Impact of Circuit Depth versus Qubit Count on Variational Quantum Classifiers for Higgs Boson Signal Detection

Abstract

High-Energy Physics (HEP) experiments, such as those at the Large Hadron Collider (LHC), generate massive datasets that challenge classical computational limits. Quantum Machine Learning (QML) offers a potential advantage in processing high-dimensional data; however, finding the optimal architecture for current Noisy Intermediate-Scale Quantum (NISQ) devices remains an open challenge. This study investigates the performance of Variational Quantum Classifiers (VQC) in detecting Higgs Boson signals using the ATLAS Higgs Boson Machine Learning Challenge 2014 experiment dataset. We implemented a dimensionality reduction pipeline using Principal Component Analysis (PCA) to map 30 physical features into 4-qubit and 8-qubit latent spaces. We benchmarked three configurations: (A) a shallow 4-qubit circuit, (B) a deep 4-qubit circuit with increased entanglement layers, and (C) an expanded 8-qubit circuit.

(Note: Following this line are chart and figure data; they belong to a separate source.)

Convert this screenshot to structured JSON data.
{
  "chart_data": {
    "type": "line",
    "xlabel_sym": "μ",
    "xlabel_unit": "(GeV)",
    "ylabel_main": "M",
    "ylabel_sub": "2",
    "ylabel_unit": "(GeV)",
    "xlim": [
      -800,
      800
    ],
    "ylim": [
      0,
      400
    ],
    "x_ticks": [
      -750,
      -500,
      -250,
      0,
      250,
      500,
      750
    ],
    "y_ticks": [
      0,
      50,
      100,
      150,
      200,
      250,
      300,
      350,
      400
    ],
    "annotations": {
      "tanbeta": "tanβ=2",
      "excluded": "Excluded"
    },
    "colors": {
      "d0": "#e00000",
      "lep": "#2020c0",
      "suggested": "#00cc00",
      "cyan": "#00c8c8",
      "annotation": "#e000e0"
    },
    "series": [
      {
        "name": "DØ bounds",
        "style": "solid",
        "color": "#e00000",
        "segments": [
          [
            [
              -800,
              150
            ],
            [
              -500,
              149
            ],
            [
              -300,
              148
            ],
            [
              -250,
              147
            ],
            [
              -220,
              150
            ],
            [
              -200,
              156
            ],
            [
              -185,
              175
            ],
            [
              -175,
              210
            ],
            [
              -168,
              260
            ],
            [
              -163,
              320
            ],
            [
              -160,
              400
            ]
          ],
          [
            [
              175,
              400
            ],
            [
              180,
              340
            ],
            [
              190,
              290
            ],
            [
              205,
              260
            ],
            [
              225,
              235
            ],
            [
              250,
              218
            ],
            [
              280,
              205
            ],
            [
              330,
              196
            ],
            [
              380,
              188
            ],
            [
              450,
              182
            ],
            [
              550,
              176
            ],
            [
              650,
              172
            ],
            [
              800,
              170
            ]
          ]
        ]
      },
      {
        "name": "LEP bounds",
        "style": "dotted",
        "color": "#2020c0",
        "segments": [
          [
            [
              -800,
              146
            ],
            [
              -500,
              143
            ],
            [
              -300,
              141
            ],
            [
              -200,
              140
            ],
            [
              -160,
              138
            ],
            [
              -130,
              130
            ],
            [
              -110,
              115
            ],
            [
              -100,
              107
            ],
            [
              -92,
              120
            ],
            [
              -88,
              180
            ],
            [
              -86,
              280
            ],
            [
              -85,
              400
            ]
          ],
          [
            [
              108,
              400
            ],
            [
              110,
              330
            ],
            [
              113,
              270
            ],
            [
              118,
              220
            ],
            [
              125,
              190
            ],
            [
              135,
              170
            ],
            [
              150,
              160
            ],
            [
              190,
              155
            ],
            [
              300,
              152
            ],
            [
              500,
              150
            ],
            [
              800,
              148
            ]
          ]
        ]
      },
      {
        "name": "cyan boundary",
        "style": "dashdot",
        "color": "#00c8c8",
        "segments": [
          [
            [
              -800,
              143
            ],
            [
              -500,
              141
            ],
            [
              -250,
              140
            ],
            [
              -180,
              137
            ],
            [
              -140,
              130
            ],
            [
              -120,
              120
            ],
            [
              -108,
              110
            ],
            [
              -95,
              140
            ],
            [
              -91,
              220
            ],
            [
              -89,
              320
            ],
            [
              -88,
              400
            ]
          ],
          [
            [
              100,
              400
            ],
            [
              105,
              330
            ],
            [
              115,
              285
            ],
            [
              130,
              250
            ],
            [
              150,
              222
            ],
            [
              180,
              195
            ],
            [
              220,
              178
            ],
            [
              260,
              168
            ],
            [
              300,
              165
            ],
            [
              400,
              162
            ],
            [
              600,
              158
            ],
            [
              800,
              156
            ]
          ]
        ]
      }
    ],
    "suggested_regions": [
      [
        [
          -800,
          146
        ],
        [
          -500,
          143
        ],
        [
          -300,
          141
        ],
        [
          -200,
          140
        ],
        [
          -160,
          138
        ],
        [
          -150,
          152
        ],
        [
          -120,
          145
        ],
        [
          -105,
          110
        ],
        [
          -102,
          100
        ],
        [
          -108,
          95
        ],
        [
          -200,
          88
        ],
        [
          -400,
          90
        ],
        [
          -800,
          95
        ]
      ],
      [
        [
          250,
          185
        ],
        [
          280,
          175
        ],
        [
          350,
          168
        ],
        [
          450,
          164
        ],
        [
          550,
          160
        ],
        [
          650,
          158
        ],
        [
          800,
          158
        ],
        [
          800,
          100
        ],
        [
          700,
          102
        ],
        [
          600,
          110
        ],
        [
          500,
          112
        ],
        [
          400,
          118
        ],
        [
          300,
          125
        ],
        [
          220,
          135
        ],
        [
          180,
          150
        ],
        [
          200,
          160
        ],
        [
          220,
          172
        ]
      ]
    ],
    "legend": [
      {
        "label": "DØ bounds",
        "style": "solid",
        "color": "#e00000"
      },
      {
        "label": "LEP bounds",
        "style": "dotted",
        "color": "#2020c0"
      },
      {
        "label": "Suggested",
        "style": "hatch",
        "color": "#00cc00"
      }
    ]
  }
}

Experimental results demonstrate that increasing circuit depth significantly improves performance, yielding the highest accuracy of 56.2% (Configuration B), compared to a baseline of 51.9%. Conversely, simply scaling to 8 qubits resulted in a performance degradation to 50.6% due to optimization challenges associated with Barren Plateaus in the larger Hilbert space. These findings suggest that for near-term quantum hardware, prioritizing circuit depth and entanglement capability is more critical than increasing qubit count for effective anomaly detection in HEP data.